Abajo, en el camarote, Alonso se esforzaba por ver algo en lontananza haciendo visera con la mano y entornando los ojillos rodeados de arrugas.
-¿Dónde, Sancho? No distingo más que el ancho mar y no escucho más que esos cantos de sirena que nos tratan de atraer a nuestra perdición.
Ya estábamos otra vez. Él ni siquiera se llamaba Sancho, pero le había dado por llamarle así y no había quien le quitara la idea de la cabeza.
-A estribor, señor Alonso. ¡No, no, no! Eso no es estribor, ¡al otro lado, al otro lado!
-Pon rumbo a esa misteriosa ínsula a toda vela, Sancho. Seguro que nos aguardan grandes hazañas entre sus bellos bosques.

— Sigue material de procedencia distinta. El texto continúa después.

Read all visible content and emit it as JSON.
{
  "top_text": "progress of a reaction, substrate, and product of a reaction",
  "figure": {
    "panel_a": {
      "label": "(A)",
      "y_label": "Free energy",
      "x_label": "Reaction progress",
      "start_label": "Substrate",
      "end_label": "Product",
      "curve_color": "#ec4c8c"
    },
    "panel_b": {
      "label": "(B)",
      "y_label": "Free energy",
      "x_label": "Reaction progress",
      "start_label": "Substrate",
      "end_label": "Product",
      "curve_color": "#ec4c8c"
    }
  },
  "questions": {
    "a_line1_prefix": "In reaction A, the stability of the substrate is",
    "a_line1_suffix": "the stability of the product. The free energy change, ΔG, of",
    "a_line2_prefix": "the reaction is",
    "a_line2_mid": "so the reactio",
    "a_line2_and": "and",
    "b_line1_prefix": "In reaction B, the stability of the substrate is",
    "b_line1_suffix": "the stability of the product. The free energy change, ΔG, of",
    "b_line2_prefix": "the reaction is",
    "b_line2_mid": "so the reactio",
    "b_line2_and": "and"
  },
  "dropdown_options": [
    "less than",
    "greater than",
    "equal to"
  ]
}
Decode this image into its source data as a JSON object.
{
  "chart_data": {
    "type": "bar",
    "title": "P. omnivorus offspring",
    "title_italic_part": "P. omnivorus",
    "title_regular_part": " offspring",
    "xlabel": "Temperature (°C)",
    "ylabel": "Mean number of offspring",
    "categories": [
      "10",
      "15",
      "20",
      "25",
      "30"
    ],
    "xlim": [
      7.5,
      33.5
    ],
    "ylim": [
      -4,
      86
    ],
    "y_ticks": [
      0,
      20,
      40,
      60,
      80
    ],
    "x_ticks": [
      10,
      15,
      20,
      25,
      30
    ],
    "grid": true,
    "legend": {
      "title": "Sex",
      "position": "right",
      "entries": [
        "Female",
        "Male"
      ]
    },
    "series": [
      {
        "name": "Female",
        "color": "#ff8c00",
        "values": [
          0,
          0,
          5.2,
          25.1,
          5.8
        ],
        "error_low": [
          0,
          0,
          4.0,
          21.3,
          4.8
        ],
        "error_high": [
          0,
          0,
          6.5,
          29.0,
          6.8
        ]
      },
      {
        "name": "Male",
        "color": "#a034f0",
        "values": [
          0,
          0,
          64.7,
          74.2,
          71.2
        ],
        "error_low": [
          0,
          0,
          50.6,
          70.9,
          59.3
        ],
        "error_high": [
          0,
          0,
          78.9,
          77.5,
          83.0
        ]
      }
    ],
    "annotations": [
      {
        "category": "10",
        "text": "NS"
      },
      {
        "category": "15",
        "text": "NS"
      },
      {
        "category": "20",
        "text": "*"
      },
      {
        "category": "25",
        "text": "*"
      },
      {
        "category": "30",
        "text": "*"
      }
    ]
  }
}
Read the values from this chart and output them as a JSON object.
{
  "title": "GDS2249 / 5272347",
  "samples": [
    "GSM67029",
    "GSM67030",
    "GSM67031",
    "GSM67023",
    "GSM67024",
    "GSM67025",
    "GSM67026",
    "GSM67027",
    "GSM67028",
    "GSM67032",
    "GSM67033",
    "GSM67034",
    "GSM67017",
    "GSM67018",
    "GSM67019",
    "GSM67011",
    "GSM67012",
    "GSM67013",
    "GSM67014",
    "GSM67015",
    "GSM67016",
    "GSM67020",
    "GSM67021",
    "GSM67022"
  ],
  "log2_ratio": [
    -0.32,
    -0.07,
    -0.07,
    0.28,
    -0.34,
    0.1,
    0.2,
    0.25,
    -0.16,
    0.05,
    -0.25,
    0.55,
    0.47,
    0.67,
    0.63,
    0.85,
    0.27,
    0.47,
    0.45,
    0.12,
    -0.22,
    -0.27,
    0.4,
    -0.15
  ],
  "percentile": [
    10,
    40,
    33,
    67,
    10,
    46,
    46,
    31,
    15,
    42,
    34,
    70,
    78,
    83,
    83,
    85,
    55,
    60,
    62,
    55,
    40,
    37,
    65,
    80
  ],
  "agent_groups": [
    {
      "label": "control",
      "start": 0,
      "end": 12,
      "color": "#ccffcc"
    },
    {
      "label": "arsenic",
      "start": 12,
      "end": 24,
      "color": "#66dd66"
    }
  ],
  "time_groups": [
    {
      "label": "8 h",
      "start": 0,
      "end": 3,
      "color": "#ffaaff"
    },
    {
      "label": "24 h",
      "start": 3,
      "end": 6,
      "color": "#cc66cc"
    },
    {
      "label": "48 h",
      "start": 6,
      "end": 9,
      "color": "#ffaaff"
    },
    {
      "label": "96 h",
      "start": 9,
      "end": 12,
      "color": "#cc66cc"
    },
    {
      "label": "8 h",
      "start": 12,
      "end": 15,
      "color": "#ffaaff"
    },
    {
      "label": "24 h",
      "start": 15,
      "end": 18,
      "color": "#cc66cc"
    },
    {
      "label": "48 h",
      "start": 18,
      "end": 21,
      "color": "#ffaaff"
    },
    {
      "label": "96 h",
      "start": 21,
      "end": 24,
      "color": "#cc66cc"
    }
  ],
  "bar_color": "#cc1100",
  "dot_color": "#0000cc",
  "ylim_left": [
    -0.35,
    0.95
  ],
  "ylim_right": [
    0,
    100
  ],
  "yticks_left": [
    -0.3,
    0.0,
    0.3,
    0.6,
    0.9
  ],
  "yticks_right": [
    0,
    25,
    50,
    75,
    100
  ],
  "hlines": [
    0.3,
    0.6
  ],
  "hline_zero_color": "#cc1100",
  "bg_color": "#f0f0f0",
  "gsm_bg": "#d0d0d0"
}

Y él, que no se llamaba así pero estaba deseando echar anclas en alguna parte y terminar aquel estúpido viaje, viró a estribor lo más rápido que pudo y poco le faltó para soplar sobre las velas por ver si así empujaba la embarcación con más fuerza. La isla tampoco tenía nada parecido a un bosque, pero ya se daría cuenta al llegar, ¿no?
Cuando pusieron los pies en tierra, Miguel (se llamaba así, no Sancho, aunque ya respondía a ambos nombres por igual) estuvo a punto de besar el suelo. No era el paraíso, pero tenía chiringuitos con aire acondicionado. Le llegaba el olor de la comida recién hecha y no sabía por qué decidirse. Con el poco dinero que llevaba encima casi iba a tener que conformarse con lo más barato de la carta.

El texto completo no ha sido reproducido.